There were some useful insights, and the supposed life of the Buddha seemed a longer and more peaceful one than the supposed life of Jesus, with no supernatural component, and it provided answers that Christianity did not -- further calling into question the divinity and wisdom of classic Judaeo-Christian scriptures, along with their legitimacy, the construction of an all-wise and all-knowing and all-powerful spiritual being called God, etc. The Buddha was also something of a proto-scientist or scientist-philosopher in his view, and essentially the archetypal real sceptic!

Having said all that, I also agree with Winston's remarks on the downside -- that Buddhism itself is a response to ancient warfare and emotionality, and some of its realisations and compensations are simply to suppress all those things as the safest way out. At some ages and stages of life that can be a good thing too. I think as people get older some of those desires and yearnings and ambitions start to melt away anyhow as you realise your own mortality and just wish for a quiet life. Possibly the young ones cause all the trouble!

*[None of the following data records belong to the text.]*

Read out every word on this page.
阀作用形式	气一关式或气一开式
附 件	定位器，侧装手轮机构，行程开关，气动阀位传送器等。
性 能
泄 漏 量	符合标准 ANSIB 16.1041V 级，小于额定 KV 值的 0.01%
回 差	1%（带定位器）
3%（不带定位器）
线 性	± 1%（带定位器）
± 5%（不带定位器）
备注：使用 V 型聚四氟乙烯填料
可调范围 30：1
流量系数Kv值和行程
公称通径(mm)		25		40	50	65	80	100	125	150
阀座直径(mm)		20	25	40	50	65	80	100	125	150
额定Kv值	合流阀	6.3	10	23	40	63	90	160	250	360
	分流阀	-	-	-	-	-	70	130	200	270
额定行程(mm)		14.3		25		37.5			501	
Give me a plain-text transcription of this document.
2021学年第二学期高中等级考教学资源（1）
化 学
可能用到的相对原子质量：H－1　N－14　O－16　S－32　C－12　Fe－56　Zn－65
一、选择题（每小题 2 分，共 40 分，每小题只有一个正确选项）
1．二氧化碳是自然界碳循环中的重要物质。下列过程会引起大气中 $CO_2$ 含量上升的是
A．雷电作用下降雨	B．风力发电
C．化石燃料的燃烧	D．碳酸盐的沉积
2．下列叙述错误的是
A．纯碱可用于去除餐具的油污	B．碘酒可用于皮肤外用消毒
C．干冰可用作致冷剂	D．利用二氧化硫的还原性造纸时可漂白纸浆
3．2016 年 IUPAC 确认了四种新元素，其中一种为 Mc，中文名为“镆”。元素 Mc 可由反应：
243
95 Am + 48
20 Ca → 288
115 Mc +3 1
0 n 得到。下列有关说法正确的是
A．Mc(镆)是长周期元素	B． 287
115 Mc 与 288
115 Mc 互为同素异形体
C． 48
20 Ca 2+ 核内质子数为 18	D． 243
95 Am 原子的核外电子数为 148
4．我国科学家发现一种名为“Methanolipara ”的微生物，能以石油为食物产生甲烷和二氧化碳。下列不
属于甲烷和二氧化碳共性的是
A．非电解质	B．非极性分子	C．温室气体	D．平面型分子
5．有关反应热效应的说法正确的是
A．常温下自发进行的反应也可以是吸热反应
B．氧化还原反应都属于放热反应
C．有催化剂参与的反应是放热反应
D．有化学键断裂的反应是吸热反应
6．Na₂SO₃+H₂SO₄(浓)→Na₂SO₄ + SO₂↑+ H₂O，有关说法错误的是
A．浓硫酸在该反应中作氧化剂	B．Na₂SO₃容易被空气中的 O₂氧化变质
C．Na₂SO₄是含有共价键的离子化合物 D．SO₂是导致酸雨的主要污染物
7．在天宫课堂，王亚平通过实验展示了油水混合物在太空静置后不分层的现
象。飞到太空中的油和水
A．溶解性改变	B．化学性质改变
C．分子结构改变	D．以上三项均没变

I mean, someone like Alexander the Great was just a pain in the ass.

It's certainly a safer path to suppress all feelings and expect very little so you won't be disappointed! However, you can also miss out on joys of life. And, in the end, we have evolved with many of these emotions for adaptive survival reasons, and they can be useful for such. (On the other hand, the suppression of all feeling works well with an overpopulated society where there are only people and no nature around you, and possibly makes you a better factory worker.)

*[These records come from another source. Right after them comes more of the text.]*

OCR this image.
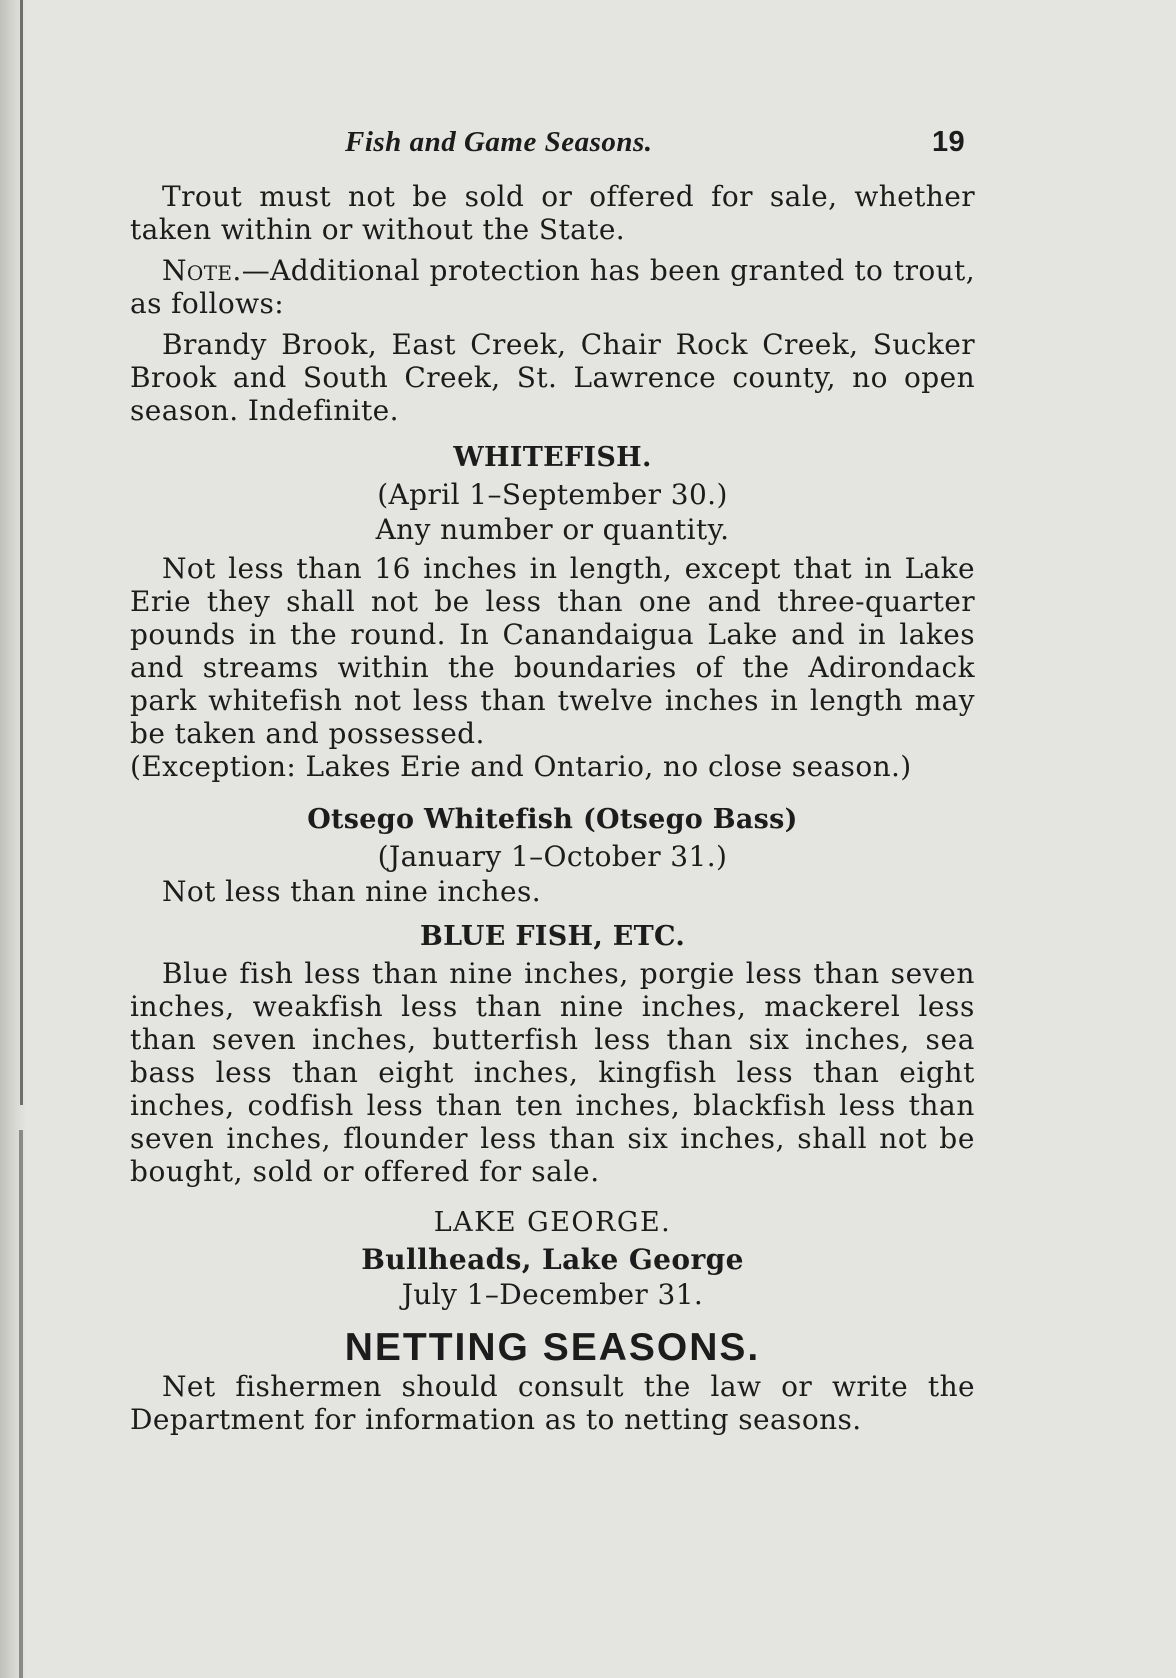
Fish and Game Seasons.	19

Trout must not be sold or offered for sale, whether taken within or without the State.

Note.—Additional protection has been granted to trout, as follows:

Brandy Brook, East Creek, Chair Rock Creek, Sucker Brook and South Creek, St. Lawrence county, no open season. Indefinite.

WHITEFISH.
(April 1–September 30.)
Any number or quantity.

Not less than 16 inches in length, except that in Lake Erie they shall not be less than one and three-quarter pounds in the round. In Canandaigua Lake and in lakes and streams within the boundaries of the Adirondack park whitefish not less than twelve inches in length may be taken and possessed.

(Exception: Lakes Erie and Ontario, no close season.)

Otsego Whitefish (Otsego Bass)
(January 1–October 31.)

Not less than nine inches.

BLUE FISH, ETC.

Blue fish less than nine inches, porgie less than seven inches, weakfish less than nine inches, mackerel less than seven inches, butterfish less than six inches, sea bass less than eight inches, kingfish less than eight inches, codfish less than ten inches, blackfish less than seven inches, flounder less than six inches, shall not be bought, sold or offered for sale.

LAKE GEORGE.
Bullheads, Lake George
July 1–December 31.
NETTING SEASONS.

Net fishermen should consult the law or write the Department for information as to netting seasons.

I also agree that the ritual etc is not so helpful, but I see that as later religious-style 'value adding' as the centuries went by. The original Buddha declined to run monasteries and was quite secular in his outlook according to the account of his life. I'm sure he would have also seen rituals as not important, although meditation in the form of quiet reflection he might endorse. I think everything seems to get religionised, ritualised and supernaturalised before long, especially in that time, and it is actually quite easy to pare away the clear religious after market stuff. I note modern Buddhist monks supporting the Dalai Lama were proudly proclaiming the Dalai Lama cannot be hurt by bullets or snakebites etc, which is entirely the wrong way to go, and something the Buddha would not have agreed with. Sometimes ritual simply helps people to remember certain things, as does recitation and chanting -- but before long it replaces true meaning. Similarly, rosary beads originally came from Islam (? or similar) and praying in a certain ritualised way, and were adapted to the Christian church. But the Buddha would not endorse the religionisation and ritualisation of his religion as practised by people practising a week's silence or meditating for a year, or whatever -- although it's kind of an existential and nihilist statement in itself. If wisdom can be obtained from meditation, then by all means meditate, but for its own sake? For this reason I've never bothered going on any week's silence Buddhist retreats, etc, as I have gotten whatever intellectual value Buddhism possesses in other ways.

Re different religions 'complementing' each other, I don't really buy it. Reincarnation is not really an essential part of Buddhism as expounded by the Buddha, which was more of an invitation to scientific enquiry. Reincarnation came into it I believe after Buddhism spread into India and became partly influenced and changed (as a religion, not a way of life) by Hindu beliefs. Raw Buddhism is more a philosophy or way of life, and includes the credo to only believe what you can see or can be proven, essentially, and therefore provides a good framework for scientific enquiry, the Enlightenment, and genuine scepticism.

I also got a bit tired of the idea of suppressing everything and our own humanity, although in some cases that can be a good thing. That's about all I have to say on it, without going into a pillar by pillar critique of Buddhism!